Bethlehem Steel Corp.
List of Deals
- 1949 1949 financing $50,000,000 consolidated mortgage 30-year sinking fund 3% bonds, series K due November 15, 1976
- 1970 $150,000,000 9% debentures due May 15, 2000
- 1972 $28,000,000 Baltimore County Maryland 5 1/4% pollution control revenue bonds
- 1972 $30,000,000 Northampton County Industrial Development Authority 5 5/8% pollution control revenue bonds series A of 1972
- 1975 $250,000,000 8.45% debentures due March 1, 2005
Bethlehem Steel Corporation began in 1857 as the Saucona Iron Company, in South Bethlehem, Pennsylvania. The company's business at that time was the rolling of iron railroad rails. It changed its name to Bethlehem Rolling Mills & Iron in 1859, and in 1861 changed to Bethlehem Iron. As Bethlehem Iron, the company expanded its business to include forging armor plate for U.S. Navy ships.
The company's name was changed once again, to Bethlehem Steel Company, in 1899. Charles Schwab, the president of United States Steel, purchased the company and incorporated it in 1904. At that time, Bethlehem Steel included a Cuban iron ore mine, a steel plant, and shipbuilding yards on both U.S. coasts.
In 1908 Schwab and his management partner, Eugene Grace, took a chance on a new mill invented by Henry Grey. This mill was capable of rolling a wide-flange structural steel section that was stronger, lighter, and less expensive than the fabricated steel sections that were produced at that time. This would prove to be a very successful decision for the company, as the new steel made it possible to build structures such as skyscrapers.
The company thrived during World War I, producing warships, guns and munitions, armor, and ordnance for the Allied forces. Bethlehem Steel continued to grow after the war and began making acquisitions. In the early 1930s, however, it became apparent that the company's growth was tied to a program of upper-management incentive bonuses. After a group of stockholders filed a lawsuit against the managers, they devised a new policy of publishing the executives' bonuses in the company's annual reports and revised the executives' salary and bonus package.
Despite its pattern of upward growth, Bethlehem did feel the effects of the Depression, and in 1931 it posted a quarterly loss for the first time since 1909. The company shut down many of its facilities around that time, but was helped by the National Industrial Recovery Act of 1933. Bethlehem bounced back and continued making acquisitions through the 1930s. In fact, the acquisition of McClintic-Marshall, a large fabricator and builder of bridges, allowed Bethlehem to participate in the construction of the Golden Gate Bridge. The company was also involved in the construction of notable buildings such as Rockefeller Plaza, the Waldorf Astoria Hotel, and the U.S. Supreme Court Building.
During World War II, the company aimed its capacity at producing armor plate for ships, structural steel for defense plants, munitions, and aircraft engines. During the war, the company's shipyards produced over 73 million tons of steel. This represents almost one-third of the armor plate and gun forgings used by the United States in the war. In 1945, sales topped $1.33 billion. Bethlehem had become a global giant in the steel industry. In 1957, Bethlehem's peak postwar production year, the company made more than 19 million tons of steel and earned $190 million of sales of $2.6 billion.

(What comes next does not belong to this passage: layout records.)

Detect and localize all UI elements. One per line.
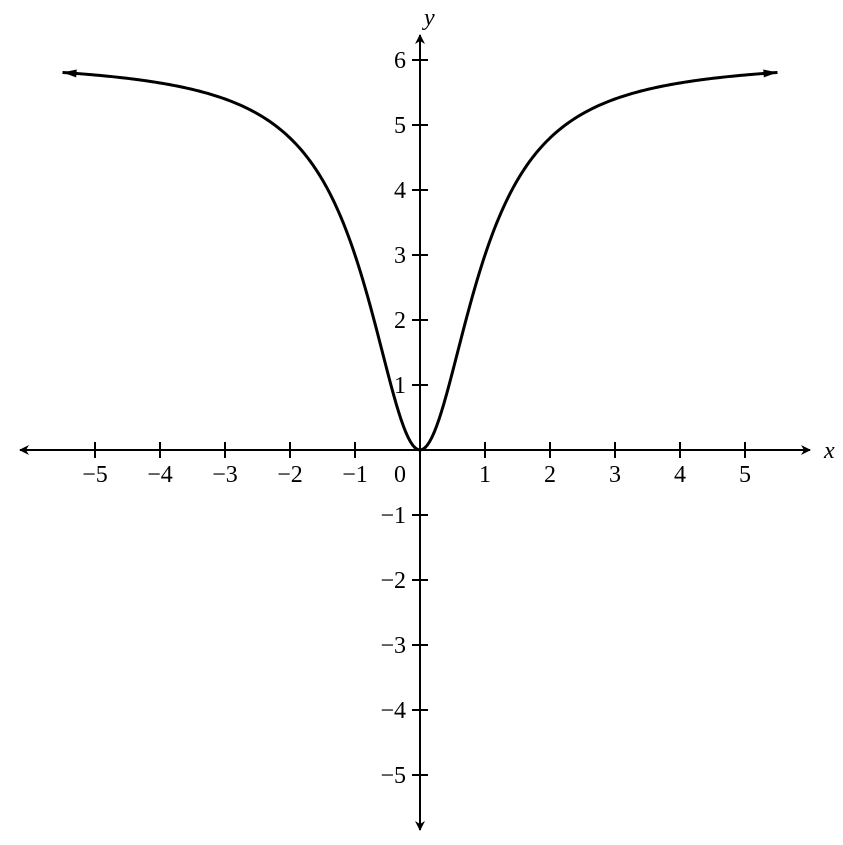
x-tick-label: 4 [674, 462, 686, 488]
y-tick-label: −3 [380, 633, 406, 659]
y-tick-label: 1 [394, 373, 406, 399]
y-tick-label: 3 [394, 243, 406, 269]
x-tick-label: −5 [82, 462, 108, 488]
x-tick-label: −3 [212, 462, 238, 488]
x-tick-label: 2 [544, 462, 556, 488]
y-tick-label: 5 [394, 113, 406, 139]
x-tick-label: 5 [739, 462, 751, 488]
y-tick-label: −5 [380, 763, 406, 789]
x-tick-label: −1 [342, 462, 368, 488]
x-tick-label: −4 [147, 462, 173, 488]
y-tick-label: −1 [380, 503, 406, 529]
x-tick-label: 1 [479, 462, 491, 488]
y-axis-label: y [422, 5, 435, 31]
x-tick-label: 3 [609, 462, 621, 488]
x-axis-label: x [823, 438, 835, 464]
y-tick-label: 4 [394, 178, 406, 204]
origin-label: 0 [394, 462, 406, 488]
y-tick-label: −2 [380, 568, 406, 594]
y-tick-label: −4 [380, 698, 406, 724]
y-tick-label: 6 [394, 48, 406, 74]
y-tick-label: 2 [394, 308, 406, 334]
x-tick-label: −2 [277, 462, 303, 488]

Bethlehem Steel began to branch out from the steel industry through acquisitions and investments. In 1968 the company invested in the Rio Tinto-Zinc Corporation Limited, a company with interests in companies developing raw materials (including lead, zinc, copper, uranium, iron ore, bauxite, and borates). The company also invested in British Newfoundland Corporation Limited, which was engaged in the production and sale of hydroelectric power and the exploration for and mining of mineral resources in Canada. In 1970 Bethlehem Steel acquired Kusan Incorporated, a fabricator and injection molder of industrial and proprietary plastic products. The same year, it acquired interests in Multicon Properties, Inc., a developer of residential properties.
The 1960s and 1970s proved to be hard times for the U.S. steel industry. High wages, foreign competition, and the enormous costs of environmental clean-up of the lands and waters around the company's many production plants required much of the company's profits and cash reserves. In addition, the company's leadership had become complacent due to decades of unlimited growth, expansion, and profits. The company was able to grow in the 1970s due to the U.S. government's limitations on the amount of foreign steel imported and the stimulation of industry provided by the Vietnam War. By 1975 the company was the second-largest integrated steel producer in the United States. However, smaller mills began to compete with the larger operations, as they were able to produce simple steel products at a much lower cost.